Net neutrality decision U.S. Court of Appeals

On 14th January 2014 the U.S. Court of Appeals for the District of Colombia Circuit decided upon a Petition by Verizon on the 2010 net neutrality Order of the Federal Communications Commission (FCC), the so-called ‘Open Internet Order’. The Order imposes disclosure, anti-blocking and anti-discrimination requirements on broadband providers.

The Court recalled its earlier Decision (2010) in the case of Comcast Corp. v. FCC in which it had determined that the FCC had “failed to cite any statutory authority that would justify its order compelling a broadband provider to adhere to open network management practices”. This time the Court concludes that the FCC was right in assuming that the Telecommunications Act 1996, notably Section 706, vests it with “affirmative authority to enact measures encouraging the deployment of broadband infrastructure”. The Court also concluded that this Section of the Telecommunications Act empowers the FCC “to promulgate rules governing broadband providers’ treatment of Internet traffic, and its justification for the specific rules at issue here..”.

However, the Court stresses that the fact that the FCC has general authority to regulate, does not imply that, in doing so, it may contravene express statutory mandates.

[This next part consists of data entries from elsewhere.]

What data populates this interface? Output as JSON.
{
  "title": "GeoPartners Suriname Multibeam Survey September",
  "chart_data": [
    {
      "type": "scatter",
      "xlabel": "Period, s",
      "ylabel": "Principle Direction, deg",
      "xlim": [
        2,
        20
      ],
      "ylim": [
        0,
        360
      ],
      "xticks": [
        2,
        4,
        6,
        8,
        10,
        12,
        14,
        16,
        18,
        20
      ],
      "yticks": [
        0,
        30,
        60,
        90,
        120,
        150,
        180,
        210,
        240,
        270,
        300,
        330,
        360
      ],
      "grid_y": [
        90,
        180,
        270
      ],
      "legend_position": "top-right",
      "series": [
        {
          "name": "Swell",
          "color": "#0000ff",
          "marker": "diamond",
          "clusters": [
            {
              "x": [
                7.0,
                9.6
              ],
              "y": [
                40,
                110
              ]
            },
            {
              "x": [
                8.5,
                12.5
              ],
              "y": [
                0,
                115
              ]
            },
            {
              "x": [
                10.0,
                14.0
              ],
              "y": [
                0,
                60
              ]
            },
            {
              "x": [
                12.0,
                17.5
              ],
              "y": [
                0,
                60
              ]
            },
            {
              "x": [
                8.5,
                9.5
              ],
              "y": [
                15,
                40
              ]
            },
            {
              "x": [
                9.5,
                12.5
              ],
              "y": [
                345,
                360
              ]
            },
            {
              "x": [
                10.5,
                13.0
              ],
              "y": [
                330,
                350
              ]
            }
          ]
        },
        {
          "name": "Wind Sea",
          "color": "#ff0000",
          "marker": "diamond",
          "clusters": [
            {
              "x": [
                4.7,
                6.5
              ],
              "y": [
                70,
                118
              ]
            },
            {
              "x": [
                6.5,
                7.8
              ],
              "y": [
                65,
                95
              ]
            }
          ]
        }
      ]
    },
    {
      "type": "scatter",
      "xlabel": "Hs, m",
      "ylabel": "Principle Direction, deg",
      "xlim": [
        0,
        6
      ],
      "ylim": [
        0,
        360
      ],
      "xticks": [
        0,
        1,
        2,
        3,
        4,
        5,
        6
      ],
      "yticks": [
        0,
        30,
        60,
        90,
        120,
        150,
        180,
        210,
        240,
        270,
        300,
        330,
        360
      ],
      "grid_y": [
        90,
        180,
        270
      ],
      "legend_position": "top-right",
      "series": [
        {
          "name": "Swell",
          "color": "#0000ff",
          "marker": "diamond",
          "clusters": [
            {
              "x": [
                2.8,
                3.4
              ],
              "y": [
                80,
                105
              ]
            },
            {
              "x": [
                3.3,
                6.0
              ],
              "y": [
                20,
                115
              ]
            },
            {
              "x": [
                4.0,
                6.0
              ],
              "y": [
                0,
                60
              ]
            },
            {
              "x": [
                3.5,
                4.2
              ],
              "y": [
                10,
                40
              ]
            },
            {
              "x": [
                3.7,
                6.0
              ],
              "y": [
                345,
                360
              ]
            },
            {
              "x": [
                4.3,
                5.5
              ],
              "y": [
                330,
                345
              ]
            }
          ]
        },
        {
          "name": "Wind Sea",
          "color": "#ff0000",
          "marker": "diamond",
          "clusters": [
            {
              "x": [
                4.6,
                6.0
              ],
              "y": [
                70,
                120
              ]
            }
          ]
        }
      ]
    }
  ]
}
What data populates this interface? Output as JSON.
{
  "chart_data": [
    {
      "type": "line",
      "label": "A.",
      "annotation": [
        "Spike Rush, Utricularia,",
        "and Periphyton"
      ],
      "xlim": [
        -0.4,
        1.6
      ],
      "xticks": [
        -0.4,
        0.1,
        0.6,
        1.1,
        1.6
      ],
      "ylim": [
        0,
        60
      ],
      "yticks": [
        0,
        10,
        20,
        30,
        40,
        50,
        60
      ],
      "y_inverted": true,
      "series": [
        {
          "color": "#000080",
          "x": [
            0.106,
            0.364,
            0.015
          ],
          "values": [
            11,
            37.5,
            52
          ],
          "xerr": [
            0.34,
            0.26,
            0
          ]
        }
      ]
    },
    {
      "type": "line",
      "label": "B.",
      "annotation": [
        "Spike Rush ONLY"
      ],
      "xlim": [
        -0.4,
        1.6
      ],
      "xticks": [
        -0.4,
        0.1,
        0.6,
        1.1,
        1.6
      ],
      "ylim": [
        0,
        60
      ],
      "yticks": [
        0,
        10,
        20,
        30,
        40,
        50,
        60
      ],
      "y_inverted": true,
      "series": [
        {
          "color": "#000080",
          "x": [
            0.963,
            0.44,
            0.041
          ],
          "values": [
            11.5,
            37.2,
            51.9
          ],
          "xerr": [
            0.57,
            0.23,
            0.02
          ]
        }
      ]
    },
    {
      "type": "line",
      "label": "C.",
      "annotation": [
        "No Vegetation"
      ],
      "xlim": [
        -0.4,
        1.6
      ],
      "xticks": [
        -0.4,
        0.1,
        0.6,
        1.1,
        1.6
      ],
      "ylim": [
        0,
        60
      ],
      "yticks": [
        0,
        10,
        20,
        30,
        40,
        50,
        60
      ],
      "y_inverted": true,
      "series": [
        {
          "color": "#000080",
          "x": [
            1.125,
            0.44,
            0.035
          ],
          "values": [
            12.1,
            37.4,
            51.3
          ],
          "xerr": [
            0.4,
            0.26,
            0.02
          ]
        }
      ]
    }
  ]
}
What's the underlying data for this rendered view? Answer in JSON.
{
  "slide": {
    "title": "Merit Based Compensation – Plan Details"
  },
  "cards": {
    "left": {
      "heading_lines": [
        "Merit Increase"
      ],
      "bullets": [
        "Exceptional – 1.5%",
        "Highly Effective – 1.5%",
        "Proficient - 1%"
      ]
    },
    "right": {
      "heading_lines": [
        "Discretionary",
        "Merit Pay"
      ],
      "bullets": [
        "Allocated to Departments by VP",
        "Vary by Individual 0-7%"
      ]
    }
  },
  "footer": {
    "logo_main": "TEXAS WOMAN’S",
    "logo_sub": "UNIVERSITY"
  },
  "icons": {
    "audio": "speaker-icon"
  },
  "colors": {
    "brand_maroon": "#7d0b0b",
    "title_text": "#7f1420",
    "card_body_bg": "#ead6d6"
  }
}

As the FCC had chosen to classify broadband providers in a manner that exempts them from treatment as common carriers, the Court concludes that the Communications Act expressly prohibits the FCC from nonetheless regulating them as such. As the FCC failed to establish that the anti-discrimination and anti-blocking rules do not impose per se common carrier obligations, those rules have now been annulled by the Court.